Suggested issues to consider, among others:
- Storm Water Retention
- Renewable energy
- Public Art
- Neighborhood Connection. The design is not only about re-purposing a single building, but also setting a precedent and achieving a positive impact on the whole neighborhood and beyond.
- Respecting the history of the site and neighborhood
- Respecting current residents and their wishes
- Significant green space component
- Affordable housing component. If housing is included in the proposal, please include an affordable housing component. A mix of low-income, workforce, and market rate housing would be desirable.
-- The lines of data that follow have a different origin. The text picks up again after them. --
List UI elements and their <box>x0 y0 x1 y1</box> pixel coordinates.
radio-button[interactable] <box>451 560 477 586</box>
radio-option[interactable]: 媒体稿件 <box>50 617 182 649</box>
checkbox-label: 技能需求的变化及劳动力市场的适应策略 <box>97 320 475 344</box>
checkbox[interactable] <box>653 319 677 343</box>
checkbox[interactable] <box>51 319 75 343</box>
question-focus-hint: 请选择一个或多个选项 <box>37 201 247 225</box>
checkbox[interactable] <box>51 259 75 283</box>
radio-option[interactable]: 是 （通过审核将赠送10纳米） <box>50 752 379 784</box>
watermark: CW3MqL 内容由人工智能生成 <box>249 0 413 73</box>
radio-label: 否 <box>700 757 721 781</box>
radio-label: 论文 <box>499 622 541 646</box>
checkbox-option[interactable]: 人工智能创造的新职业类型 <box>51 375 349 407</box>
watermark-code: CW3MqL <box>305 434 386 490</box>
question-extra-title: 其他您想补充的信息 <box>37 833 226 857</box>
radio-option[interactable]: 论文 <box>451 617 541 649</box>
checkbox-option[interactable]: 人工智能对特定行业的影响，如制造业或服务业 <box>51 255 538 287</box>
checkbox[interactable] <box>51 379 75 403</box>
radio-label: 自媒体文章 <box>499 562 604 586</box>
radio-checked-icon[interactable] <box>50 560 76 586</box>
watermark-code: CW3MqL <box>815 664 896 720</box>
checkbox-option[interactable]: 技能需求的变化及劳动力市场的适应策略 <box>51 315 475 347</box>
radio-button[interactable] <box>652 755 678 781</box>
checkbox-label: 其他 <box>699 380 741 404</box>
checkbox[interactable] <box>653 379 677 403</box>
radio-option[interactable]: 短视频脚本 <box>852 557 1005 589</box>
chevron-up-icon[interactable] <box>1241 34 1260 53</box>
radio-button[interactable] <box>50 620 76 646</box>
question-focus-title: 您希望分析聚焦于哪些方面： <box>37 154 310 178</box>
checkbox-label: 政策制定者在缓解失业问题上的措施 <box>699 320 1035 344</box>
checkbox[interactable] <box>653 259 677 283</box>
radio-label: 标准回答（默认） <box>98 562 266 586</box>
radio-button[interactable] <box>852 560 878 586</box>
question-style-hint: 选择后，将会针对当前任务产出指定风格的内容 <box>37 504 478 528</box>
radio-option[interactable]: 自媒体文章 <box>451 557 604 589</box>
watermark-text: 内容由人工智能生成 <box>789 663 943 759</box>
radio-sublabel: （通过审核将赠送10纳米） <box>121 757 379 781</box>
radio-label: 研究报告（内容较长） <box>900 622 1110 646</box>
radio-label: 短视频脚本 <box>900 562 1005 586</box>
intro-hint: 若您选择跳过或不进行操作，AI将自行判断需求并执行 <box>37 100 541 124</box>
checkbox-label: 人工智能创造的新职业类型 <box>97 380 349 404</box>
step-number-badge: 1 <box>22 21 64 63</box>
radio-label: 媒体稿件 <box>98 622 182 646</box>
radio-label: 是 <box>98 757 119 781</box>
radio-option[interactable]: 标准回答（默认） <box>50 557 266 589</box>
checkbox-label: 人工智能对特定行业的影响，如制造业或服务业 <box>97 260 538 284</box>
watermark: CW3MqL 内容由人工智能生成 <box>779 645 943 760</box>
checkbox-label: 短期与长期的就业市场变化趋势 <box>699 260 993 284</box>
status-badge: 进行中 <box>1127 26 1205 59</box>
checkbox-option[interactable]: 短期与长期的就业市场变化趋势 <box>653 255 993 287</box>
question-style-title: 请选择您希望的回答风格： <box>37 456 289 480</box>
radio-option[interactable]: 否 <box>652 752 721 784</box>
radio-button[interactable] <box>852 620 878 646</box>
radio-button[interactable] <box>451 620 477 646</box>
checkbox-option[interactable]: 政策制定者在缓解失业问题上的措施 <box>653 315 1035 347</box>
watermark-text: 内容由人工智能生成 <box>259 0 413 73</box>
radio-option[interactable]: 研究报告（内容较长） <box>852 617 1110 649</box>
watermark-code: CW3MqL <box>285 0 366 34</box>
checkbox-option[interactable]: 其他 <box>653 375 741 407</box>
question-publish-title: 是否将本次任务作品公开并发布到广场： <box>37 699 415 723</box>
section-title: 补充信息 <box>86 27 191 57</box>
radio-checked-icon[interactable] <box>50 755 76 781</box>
- Ability to withstand and thrive in the effects of global climate change
- Human needs and social responsibilities, including the stresses which will be encountered by the effects of local cultural change and global climate change
- Contributing to community cohesiveness, a place and way to bring people together for a variety of social, cultural, economic reasons, from a variety of social, cultural and ethnic backgrounds
- Food security
- Energy security
- Water and waste issues
- Integration with immediate surroundings, neighborhood, City and Region
- Interior design
*Disclaimer* d2ls, Buffalo YIMBY, and Design Buffalo reserve the right, at their sole discretion, to disqualify any submission that they determine to be profane, obscene, offensive, or otherwise inappropriate. The competition organizers also reserve the right, at their sole discretion, to disqualify any incomplete submission or any submission that does not comply with the terms and conditions of the competition.